The 18th Infantry Division (18e Division d'Infanterie, 18e DI) was a French Army formation during World War I and World War II.

==World War I==
It commanded the 32nd, 66th and 77th Infantry Regiments for the entirety of the war, as well as the 135th Infantry regiment (until early 1917) and the 71st Territorial Infantry Regiment (from late 1918).

It was part of the French 9th Corps, during which it participated in the First Battle of the Marne, the First Battle of the Aisne, the First Battle of Ypres, the Second Battle of Artois and Third Battle of Artois, the Battle of Verdun, the Battle of the Somme, the Battle of the Lys, the Battle of Matz, the Fourth Battle of Champagne, the Second Battle of the Marne and the Meuse-Argonne Offensive.

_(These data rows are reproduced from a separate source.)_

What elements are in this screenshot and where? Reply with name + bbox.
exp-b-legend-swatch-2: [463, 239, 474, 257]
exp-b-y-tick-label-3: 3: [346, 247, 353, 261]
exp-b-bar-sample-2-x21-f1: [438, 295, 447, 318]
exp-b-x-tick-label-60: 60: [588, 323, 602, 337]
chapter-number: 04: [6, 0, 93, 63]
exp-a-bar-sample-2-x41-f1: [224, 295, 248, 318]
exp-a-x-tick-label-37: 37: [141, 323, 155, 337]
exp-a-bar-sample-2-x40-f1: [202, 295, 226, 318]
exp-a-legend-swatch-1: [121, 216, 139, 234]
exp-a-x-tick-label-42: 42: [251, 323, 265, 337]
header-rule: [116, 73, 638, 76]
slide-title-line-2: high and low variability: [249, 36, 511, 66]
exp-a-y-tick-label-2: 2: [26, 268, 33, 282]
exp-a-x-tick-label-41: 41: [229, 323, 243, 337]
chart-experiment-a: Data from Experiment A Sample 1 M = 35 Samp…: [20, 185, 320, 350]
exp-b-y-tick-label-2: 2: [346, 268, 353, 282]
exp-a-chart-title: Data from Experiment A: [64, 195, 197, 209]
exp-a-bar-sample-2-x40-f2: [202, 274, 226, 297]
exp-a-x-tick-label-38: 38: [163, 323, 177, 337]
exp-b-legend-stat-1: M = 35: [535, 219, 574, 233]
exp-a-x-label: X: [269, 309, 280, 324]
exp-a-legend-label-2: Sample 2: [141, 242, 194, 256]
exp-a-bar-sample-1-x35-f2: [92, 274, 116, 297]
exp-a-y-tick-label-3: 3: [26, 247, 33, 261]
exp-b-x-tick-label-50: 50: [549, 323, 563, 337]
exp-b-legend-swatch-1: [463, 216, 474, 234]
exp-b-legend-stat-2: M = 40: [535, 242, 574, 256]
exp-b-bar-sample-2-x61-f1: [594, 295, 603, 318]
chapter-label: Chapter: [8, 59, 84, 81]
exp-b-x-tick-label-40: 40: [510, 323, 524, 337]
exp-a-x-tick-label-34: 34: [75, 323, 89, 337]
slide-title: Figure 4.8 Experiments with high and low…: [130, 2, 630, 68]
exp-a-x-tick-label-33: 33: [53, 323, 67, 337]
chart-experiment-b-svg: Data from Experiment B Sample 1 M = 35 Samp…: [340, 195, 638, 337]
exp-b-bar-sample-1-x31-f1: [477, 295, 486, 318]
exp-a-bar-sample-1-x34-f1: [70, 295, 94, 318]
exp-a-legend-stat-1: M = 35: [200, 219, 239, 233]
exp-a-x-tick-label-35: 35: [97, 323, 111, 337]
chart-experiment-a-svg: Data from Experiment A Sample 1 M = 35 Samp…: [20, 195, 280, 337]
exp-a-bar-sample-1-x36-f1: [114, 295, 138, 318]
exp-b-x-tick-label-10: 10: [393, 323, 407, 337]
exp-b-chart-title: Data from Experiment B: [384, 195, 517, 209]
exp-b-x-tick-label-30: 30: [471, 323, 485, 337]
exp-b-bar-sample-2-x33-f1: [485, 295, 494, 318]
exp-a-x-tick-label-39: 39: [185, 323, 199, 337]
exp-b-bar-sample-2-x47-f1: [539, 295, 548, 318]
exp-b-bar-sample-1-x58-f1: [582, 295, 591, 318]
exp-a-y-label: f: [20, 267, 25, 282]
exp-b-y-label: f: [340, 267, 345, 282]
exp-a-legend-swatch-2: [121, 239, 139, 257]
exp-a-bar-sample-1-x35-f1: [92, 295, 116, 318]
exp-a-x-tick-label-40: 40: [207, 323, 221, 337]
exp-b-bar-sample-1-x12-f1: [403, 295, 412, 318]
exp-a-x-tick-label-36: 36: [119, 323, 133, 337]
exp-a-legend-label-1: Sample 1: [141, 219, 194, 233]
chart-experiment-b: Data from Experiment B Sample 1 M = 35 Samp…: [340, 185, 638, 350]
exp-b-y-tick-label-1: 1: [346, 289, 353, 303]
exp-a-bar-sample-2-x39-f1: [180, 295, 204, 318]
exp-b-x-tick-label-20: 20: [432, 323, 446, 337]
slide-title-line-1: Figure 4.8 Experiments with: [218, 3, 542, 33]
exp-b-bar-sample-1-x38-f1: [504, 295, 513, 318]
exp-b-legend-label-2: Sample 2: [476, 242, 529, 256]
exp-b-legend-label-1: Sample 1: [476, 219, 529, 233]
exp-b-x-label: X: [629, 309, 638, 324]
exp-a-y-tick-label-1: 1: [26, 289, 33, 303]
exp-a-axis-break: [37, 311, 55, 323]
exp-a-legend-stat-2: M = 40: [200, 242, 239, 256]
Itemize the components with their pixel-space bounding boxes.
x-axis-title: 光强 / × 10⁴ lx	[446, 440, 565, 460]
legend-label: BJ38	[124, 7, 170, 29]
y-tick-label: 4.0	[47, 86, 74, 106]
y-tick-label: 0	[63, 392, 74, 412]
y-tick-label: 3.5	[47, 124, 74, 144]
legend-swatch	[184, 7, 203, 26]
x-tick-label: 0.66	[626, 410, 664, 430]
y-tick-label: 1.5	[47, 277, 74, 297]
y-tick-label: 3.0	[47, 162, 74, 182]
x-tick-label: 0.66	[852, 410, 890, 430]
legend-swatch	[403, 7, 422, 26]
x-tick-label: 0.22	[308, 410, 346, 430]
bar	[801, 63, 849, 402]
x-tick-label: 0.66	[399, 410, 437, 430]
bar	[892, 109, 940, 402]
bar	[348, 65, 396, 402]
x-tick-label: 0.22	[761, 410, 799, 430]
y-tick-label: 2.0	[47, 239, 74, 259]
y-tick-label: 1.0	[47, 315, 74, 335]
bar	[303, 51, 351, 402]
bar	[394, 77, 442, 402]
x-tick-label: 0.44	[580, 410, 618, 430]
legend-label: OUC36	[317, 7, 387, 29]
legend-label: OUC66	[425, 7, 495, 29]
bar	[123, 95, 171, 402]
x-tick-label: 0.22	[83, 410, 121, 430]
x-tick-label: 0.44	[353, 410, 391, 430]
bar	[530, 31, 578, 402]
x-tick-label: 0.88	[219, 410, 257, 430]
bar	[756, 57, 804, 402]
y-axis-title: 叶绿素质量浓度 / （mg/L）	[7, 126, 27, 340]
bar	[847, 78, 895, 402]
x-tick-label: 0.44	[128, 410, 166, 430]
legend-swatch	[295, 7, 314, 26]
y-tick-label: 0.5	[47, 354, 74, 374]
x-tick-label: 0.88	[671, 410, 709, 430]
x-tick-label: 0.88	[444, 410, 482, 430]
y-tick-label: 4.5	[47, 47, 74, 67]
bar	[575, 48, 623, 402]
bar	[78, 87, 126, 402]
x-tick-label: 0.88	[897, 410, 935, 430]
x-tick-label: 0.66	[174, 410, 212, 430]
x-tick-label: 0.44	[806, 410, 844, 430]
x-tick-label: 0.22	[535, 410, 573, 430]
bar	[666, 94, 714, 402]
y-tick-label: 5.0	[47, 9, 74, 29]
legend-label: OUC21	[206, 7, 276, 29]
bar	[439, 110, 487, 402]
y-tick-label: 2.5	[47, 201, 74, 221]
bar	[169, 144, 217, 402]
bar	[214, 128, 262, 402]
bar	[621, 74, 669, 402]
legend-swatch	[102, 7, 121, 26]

At various times, it was part of the French First Army, French Second Army, French Third Army, French Fourth Army, French Fifth Army, French Sixth Army, French Eighth Army, French Ninth Army and French Tenth Army.

==Battle of France, World War II==
During the Battle of France in May 1940 the division was made up of the following units:

- 66th Infantry Regiment
- 77th Infantry Regiment
- 125th Infantry Regiment
- 30th Reconnaissance Battalion
- 19th Artillery Regiment
- 219th Artillery Regiment

It was a Series A reserve division which contained younger reservists.